Pompey: I want to avenge my father! (also: Caesar ghosted Brutus!) (2.6.8-23) #BurningBarge #SlowShakespeare

POMPEY                                 To you all three,

The senators alone of this great world,

Chief factors for the gods: I do not know

Wherefore my father should revengers want,

Having a son and friends, since Julius Caesar,

Who at Philippi the good Brutus ghosted,

There saw you labouring for him. What was’t

That moved pale Cassius to conspire? And what

Made the all-honoured, honest Roman Brutus,

With the armed rest, courtiers of beauteous freedom,

To drench the Capitol but that they would

Have one man but a man? And that is it

Hath made me rig my navy, at whose burden

The angered ocean foams; with which I meant

To scourge th’ingratitude that despiteful Rome

Cast on my noble father.

CAESAR                                  Take your time.         (2.6.8-23)

 

A knotty bit. Pompey pushes back, more than matching Caesar’s eloquence. You want words, you want to talk? I’ll give you some words. He begins formally, but surely with irony and an underlying agenda: to you all three, the senators alone of this great world, chief factors for the gods. You’re it, the three of you (well, not Lepidus, not really), you’re the acknowledged leaders of the empire, which means, in effect the world (or all the bits of it that matter). You are the chief factors for the gods, their agents, their representatives on earth. (The subtext, already: you say that you’re the representatives of the people, but are you really? Aren’t you really dictators? Can you remember what happens to dictators?) Here’s the thing. I do not know wherefore my father should revengers want—I can’t see why my father, Pompey the great, should lack people to avenge the wrongs done to him, given that he has a son—me—and friends, lots of supporters; after all, Julius Caesar (who appeared as a ghost to Brutus, although to a modern ear ghosted sounds as if Caesar and Brutus have had an unsuccessful foray into online dating) had all of you to avenge his assassination; you laboured on his behalf at the battle of Philippi.

But why did pale Cassius (the epithet is applied to Cassius elsewhere; it perhaps suggests that he’s bloodless, dispassionate, chilly, calculating) conspire against Caesar? what made Brutus, the byword for honour and honesty, the noblest Roman of them all (Shakespeare is looking back here to his own Julius Caesar, which Pompey clearly knows well: he’s more or less quoting Antony’s words back at him)—why did virtuous, honourable Brutus, with the armed rest, all of those conspirators (armed is a reminder of the violence of the act, all those knives), those courtiers of beauteous freedom (Pompey isn’t bothering to disguise his sarcasm and his moral outrage any longer: beauteous freedom, that act of butchery, courted by those murderers as they would a lover?) who drenched the Capitol, saturated it in Caesar’s blood, desecrated the heart of Roman order and government (a reminder of the extreme bloodiness of the act in Shakespeare’s play, the murder and its aftermath, when the conspirators bathe their hands in Caesar’s blood)—and why did they do it?

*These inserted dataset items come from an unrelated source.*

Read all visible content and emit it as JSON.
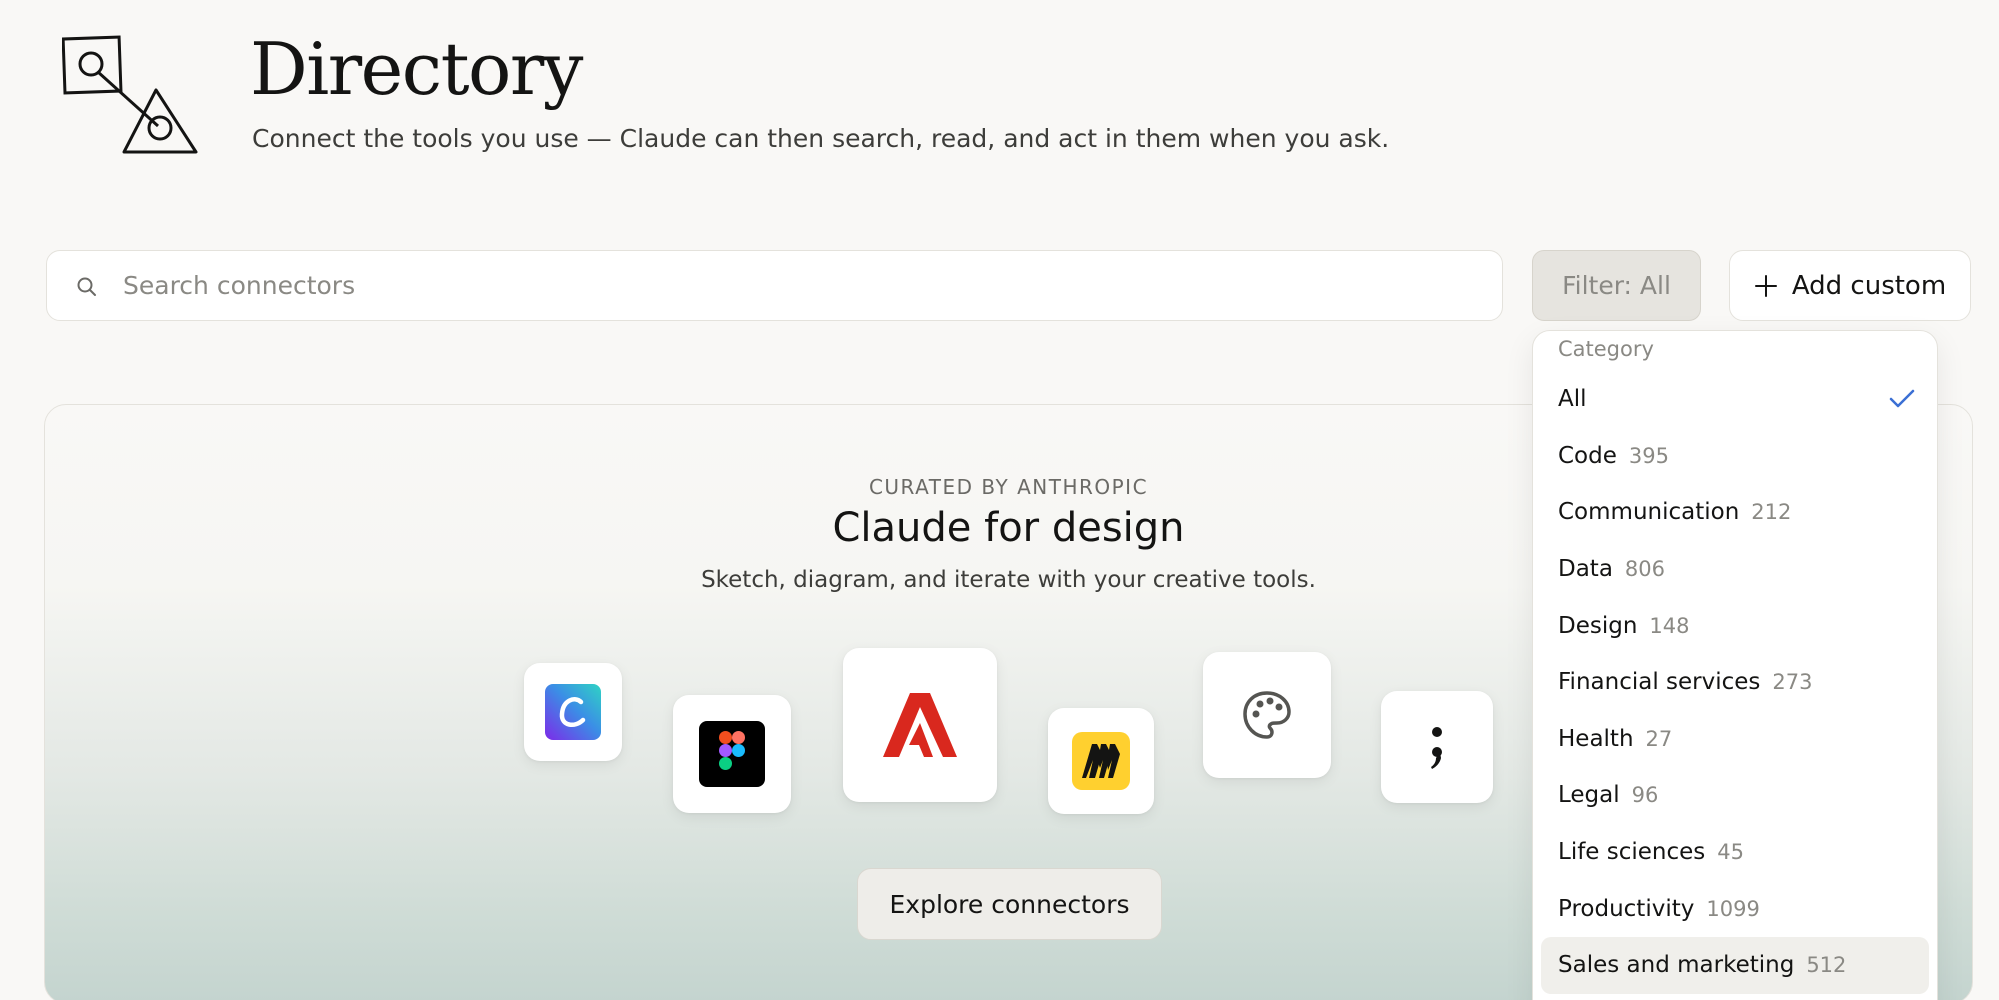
{
  "header": {
    "title": "Directory",
    "subtitle": "Connect the tools you use — Claude can then search, read, and act in them when you ask."
  },
  "toolbar": {
    "search_placeholder": "Search connectors",
    "filter_label": "Filter: All",
    "add_label": "Add custom"
  },
  "featured": {
    "eyebrow": "CURATED BY ANTHROPIC",
    "title": "Claude for design",
    "subtitle": "Sketch, diagram, and iterate with your creative tools.",
    "apps": [
      "canva-icon",
      "figma-icon",
      "adobe-icon",
      "miro-icon",
      "palette-icon",
      "semicolon-icon"
    ],
    "explore_label": "Explore connectors"
  },
  "dropdown": {
    "heading": "Category",
    "selected": "All",
    "items": [
      {
        "label": "All",
        "count": ""
      },
      {
        "label": "Code",
        "count": "395"
      },
      {
        "label": "Communication",
        "count": "212"
      },
      {
        "label": "Data",
        "count": "806"
      },
      {
        "label": "Design",
        "count": "148"
      },
      {
        "label": "Financial services",
        "count": "273"
      },
      {
        "label": "Health",
        "count": "27"
      },
      {
        "label": "Legal",
        "count": "96"
      },
      {
        "label": "Life sciences",
        "count": "45"
      },
      {
        "label": "Productivity",
        "count": "1099"
      },
      {
        "label": "Sales and marketing",
        "count": "512"
      }
    ]
  },
  "colors": {
    "accent_check": "#3b6fd4",
    "adobe_red": "#d9281e",
    "miro_yellow": "#ffd02f",
    "figma_tile": "#000000"
  }
}
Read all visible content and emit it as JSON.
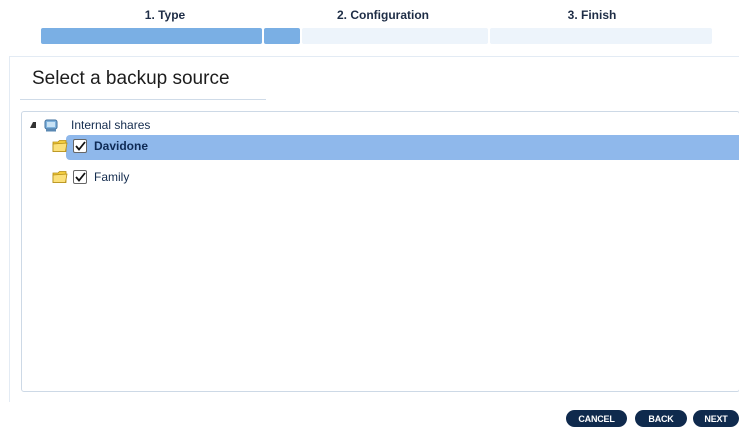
{
  "wizard": {
    "steps": [
      {
        "label": "1. Type",
        "state": "active"
      },
      {
        "label": "2. Configuration",
        "state": "pending"
      },
      {
        "label": "3. Finish",
        "state": "pending"
      }
    ],
    "progress_fraction": 0.39
  },
  "panel": {
    "title": "Select a backup source"
  },
  "tree": {
    "root": {
      "label": "Internal shares",
      "icon": "network-share-icon",
      "expanded": true
    },
    "items": [
      {
        "label": "Davidone",
        "icon": "folder-icon",
        "checked": true,
        "selected": true
      },
      {
        "label": "Family",
        "icon": "folder-icon",
        "checked": true,
        "selected": false
      }
    ]
  },
  "buttons": {
    "cancel": "CANCEL",
    "back": "BACK",
    "next": "NEXT"
  },
  "colors": {
    "progress_done": "#7aafe4",
    "progress_todo": "#edf4fb",
    "selection": "#8fb8eb",
    "button": "#0f2a4d"
  }
}
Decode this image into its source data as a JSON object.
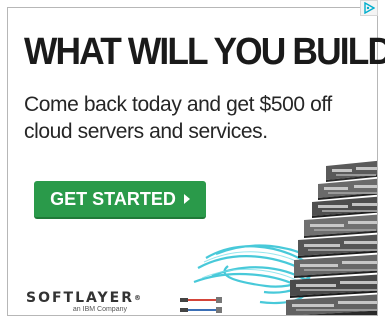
{
  "ad": {
    "headline": "WHAT WILL YOU BUILD?",
    "subtext": "Come back today and get $500 off cloud servers and services.",
    "cta_label": "GET STARTED",
    "cta_icon": "triangle-right-icon",
    "brand": {
      "name": "SOFTLAYER",
      "trademark": "®",
      "tagline": "an IBM Company"
    },
    "adchoices_icon": "adchoices-icon",
    "colors": {
      "accent_green": "#2a9a4a",
      "headline_text": "#1a1a1a",
      "cable_cyan": "#3fc7d8",
      "adchoices_blue": "#00aecd"
    }
  }
}
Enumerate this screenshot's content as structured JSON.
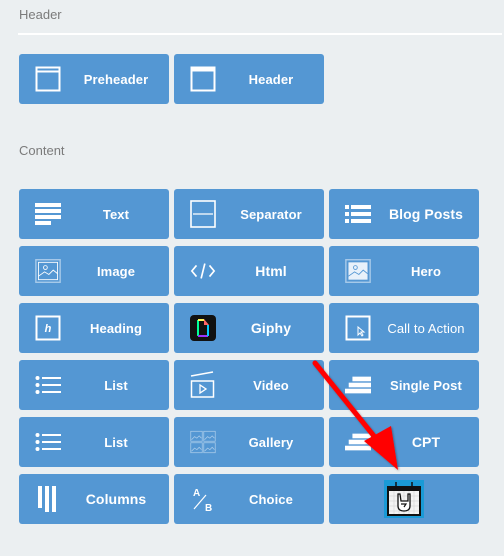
{
  "sections": {
    "header": {
      "title": "Header",
      "tiles": [
        {
          "label": "Preheader",
          "icon": "preheader-icon"
        },
        {
          "label": "Header",
          "icon": "header-icon"
        }
      ]
    },
    "content": {
      "title": "Content",
      "tiles": [
        {
          "label": "Text",
          "icon": "text-lines-icon"
        },
        {
          "label": "Separator",
          "icon": "separator-icon"
        },
        {
          "label": "Blog Posts",
          "icon": "list-icon"
        },
        {
          "label": "Image",
          "icon": "image-icon"
        },
        {
          "label": "Html",
          "icon": "code-icon"
        },
        {
          "label": "Hero",
          "icon": "hero-image-icon"
        },
        {
          "label": "Heading",
          "icon": "heading-icon"
        },
        {
          "label": "Giphy",
          "icon": "giphy-icon"
        },
        {
          "label": "Call to Action",
          "icon": "cursor-click-icon"
        },
        {
          "label": "List",
          "icon": "bullet-list-icon"
        },
        {
          "label": "Video",
          "icon": "video-icon"
        },
        {
          "label": "Single Post",
          "icon": "stack-lines-icon"
        },
        {
          "label": "List",
          "icon": "bullet-list-icon"
        },
        {
          "label": "Gallery",
          "icon": "gallery-icon"
        },
        {
          "label": "CPT",
          "icon": "stack-lines-icon"
        },
        {
          "label": "Columns",
          "icon": "columns-icon"
        },
        {
          "label": "Choice",
          "icon": "ab-choice-icon"
        },
        {
          "label": "",
          "icon": "rock-calendar-icon"
        }
      ]
    }
  },
  "annotation": {
    "type": "red-arrow",
    "color": "#ff0000",
    "points_to": "rock-calendar-tile"
  },
  "colors": {
    "tile": "#5497d3",
    "background": "#ebeff1",
    "text": "#ffffff"
  }
}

Becausethey would have one man but a man. They feared Caesar was becoming a dictator, a tyrant, that he would accept or claim the title of king or emperor. Those bloody murderers thought their cause was just, oh yes, they’d rationalised it.

So, my cause is analogous; I am pursuing a similarly honourable cause of vengeance, on my father’s behalf. That is it hath made me rig my navy, that’s why I’ve taken to the sea, gathered ships and men to me, so many that at the burden of them the angered ocean foams. A touch of pathetic fallacy there: does the ocean foam with anger because of the weight of Pompey’s naval power, or in sympathy with his campaign? I meant to scourge the ingratitude that despiteful Rome cast on my noble father. I want to clear his name, to pay Rome back for the shameful way he was treated.

 

Take your time, says Caesar. It can get a laugh, it’s wonderfully passive aggressive, responding as if Pompey is stumbling over his words and making his case inadequately, rather than pleading his cause with power and passion, if not necessarily with complete logic. It interrupts him in full flow, too. There’s a touch of calm down, dear, and also an injection of realpolitik: yes, this passion, this honour is all very well, this desire for vengeance and the settling of old scores. And yes, we’re all dressed up and prepared for a battle. But really, we’re politicians. You’ve said your piece, and actually, wouldn’t it be better if we just negotiated our way out of this?